Eastbound ocean freight rates in the trans-Pacific trades are holding up at high levels. Shipping companies are keeping a tight grip on capacity and the American retail sector has started to rebuild its stocks.
Eastbound freight rates in the trans-Pacific trades are holding up at very high levels for the season. They are 20% higher than those for the same period last year, as is illustrated by this example for the Ningbo-Seattle route from our Upply data base.
Source : Upply
Until now, the contraction of supply has been slightly greater than that of demand, which indicates finely tuned yield management on the route on the part of the shipping companies. This tight management has enabled them to keep freight rates at high levels as demand has been recovering over the last three weeks.
Despite the never-ending trade tensions with China, the retail sector in the United States has begun ordering again to reconstitute its stocks for the summer. The American economy is relying on domestic consumption in a situation in which employment prospects have been seriously damaged by the coronavirus crisis.

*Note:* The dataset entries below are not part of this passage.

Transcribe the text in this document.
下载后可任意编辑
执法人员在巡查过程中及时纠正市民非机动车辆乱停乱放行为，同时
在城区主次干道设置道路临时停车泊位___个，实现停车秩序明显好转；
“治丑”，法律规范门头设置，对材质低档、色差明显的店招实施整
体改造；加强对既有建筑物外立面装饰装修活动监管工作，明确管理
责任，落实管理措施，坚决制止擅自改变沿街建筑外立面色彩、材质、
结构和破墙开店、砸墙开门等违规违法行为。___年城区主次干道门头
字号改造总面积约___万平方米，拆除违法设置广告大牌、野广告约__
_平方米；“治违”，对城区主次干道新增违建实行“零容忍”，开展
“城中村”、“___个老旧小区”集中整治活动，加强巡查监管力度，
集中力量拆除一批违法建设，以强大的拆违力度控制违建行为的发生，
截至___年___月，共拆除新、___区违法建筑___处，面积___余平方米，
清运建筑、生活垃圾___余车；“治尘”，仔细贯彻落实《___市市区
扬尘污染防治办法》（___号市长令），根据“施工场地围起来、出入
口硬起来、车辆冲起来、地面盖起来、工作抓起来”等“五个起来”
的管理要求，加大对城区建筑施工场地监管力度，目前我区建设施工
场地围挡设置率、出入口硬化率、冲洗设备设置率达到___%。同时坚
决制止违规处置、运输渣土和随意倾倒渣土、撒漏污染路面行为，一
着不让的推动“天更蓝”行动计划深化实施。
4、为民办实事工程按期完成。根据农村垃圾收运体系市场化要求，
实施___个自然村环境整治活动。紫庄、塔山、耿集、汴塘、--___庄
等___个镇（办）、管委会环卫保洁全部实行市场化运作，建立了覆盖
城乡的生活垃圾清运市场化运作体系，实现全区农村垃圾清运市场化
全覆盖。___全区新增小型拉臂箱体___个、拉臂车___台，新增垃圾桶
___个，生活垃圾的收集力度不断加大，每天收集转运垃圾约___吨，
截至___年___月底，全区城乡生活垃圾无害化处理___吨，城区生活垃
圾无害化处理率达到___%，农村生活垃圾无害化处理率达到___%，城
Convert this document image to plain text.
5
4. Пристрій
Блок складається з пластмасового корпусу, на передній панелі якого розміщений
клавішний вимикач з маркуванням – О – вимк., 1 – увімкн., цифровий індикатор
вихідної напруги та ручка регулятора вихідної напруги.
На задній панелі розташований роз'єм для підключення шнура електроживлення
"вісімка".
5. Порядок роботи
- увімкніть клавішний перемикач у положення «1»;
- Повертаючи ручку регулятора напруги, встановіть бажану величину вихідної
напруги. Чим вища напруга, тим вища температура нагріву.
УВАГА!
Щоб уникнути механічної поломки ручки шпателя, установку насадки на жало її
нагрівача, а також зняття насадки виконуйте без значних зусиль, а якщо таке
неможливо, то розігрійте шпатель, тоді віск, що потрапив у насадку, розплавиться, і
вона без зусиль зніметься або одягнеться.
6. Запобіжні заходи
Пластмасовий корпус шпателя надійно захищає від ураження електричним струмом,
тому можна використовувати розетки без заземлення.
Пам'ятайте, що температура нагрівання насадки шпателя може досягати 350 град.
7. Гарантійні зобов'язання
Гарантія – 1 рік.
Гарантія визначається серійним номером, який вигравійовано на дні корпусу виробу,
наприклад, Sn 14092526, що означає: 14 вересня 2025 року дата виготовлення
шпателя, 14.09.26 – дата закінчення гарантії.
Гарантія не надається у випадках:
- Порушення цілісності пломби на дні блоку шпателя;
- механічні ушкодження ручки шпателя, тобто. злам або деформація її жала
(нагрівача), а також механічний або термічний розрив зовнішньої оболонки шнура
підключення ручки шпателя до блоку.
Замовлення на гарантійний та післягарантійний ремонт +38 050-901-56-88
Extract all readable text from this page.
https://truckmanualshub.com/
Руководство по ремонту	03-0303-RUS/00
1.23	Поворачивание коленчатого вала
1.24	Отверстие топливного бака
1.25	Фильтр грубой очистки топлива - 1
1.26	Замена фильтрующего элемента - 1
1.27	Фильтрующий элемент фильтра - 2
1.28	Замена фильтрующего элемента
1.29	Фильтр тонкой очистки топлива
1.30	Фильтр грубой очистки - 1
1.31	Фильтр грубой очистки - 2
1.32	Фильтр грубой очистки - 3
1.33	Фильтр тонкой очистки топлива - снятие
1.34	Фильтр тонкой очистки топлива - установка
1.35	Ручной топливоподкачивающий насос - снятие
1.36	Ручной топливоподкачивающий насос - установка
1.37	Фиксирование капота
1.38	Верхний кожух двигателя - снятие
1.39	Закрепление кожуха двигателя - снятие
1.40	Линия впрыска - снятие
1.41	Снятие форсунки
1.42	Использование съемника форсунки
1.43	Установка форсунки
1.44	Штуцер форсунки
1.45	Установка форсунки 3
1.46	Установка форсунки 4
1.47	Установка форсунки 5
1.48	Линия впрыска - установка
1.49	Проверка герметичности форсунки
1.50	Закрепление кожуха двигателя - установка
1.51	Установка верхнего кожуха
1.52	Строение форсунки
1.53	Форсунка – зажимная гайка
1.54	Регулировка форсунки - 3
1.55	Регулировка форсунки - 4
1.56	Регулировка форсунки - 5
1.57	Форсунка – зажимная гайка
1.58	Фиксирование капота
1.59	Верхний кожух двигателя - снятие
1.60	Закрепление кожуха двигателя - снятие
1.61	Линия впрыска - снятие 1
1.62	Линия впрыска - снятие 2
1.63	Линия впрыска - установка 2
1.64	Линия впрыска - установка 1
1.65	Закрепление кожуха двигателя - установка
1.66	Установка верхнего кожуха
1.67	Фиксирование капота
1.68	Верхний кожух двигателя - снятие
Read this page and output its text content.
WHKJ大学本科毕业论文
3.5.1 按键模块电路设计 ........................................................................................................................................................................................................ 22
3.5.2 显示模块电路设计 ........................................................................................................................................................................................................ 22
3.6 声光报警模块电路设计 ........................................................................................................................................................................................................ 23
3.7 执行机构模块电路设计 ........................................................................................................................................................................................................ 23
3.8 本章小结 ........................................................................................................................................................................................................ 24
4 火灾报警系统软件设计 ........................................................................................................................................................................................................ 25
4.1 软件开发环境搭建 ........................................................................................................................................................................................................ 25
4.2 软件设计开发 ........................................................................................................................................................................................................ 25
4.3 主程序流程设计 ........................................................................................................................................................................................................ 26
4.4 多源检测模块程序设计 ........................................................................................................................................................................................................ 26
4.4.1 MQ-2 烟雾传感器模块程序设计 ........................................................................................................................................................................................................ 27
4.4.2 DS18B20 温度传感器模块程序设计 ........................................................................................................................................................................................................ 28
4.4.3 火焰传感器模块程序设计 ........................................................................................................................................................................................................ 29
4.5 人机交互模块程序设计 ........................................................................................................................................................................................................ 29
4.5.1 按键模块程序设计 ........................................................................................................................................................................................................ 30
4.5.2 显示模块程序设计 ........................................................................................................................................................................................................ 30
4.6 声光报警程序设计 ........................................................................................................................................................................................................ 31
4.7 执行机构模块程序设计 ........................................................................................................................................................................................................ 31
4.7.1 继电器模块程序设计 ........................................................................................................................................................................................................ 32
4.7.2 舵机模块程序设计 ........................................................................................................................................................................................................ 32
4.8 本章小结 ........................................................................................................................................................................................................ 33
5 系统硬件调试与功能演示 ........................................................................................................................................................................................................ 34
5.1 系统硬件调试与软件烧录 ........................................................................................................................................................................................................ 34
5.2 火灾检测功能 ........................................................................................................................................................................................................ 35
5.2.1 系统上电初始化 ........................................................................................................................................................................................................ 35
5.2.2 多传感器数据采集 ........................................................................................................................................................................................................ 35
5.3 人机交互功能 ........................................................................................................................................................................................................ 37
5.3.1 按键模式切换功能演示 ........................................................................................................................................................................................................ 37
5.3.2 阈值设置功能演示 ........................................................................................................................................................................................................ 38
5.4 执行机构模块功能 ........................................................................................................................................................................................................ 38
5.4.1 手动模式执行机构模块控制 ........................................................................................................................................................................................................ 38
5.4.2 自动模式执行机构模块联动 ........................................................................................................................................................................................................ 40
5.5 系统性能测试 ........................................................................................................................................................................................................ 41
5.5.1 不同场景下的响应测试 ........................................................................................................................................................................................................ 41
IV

The shipping companies should continue to fine tune capacity during the early summer. The defensive position they have adopted should make it possible to maintain the balance at "20% less cargo transported for 20% higher freight rate revenues", thus limiting as far as possible the deterioration in their operating accounts.
In the current situation, it seems to us to be very unlikely that a major shipping company on this trade lane will adopt a different market strategy in the short term by introducing fresh capacity and speeding up their vessels.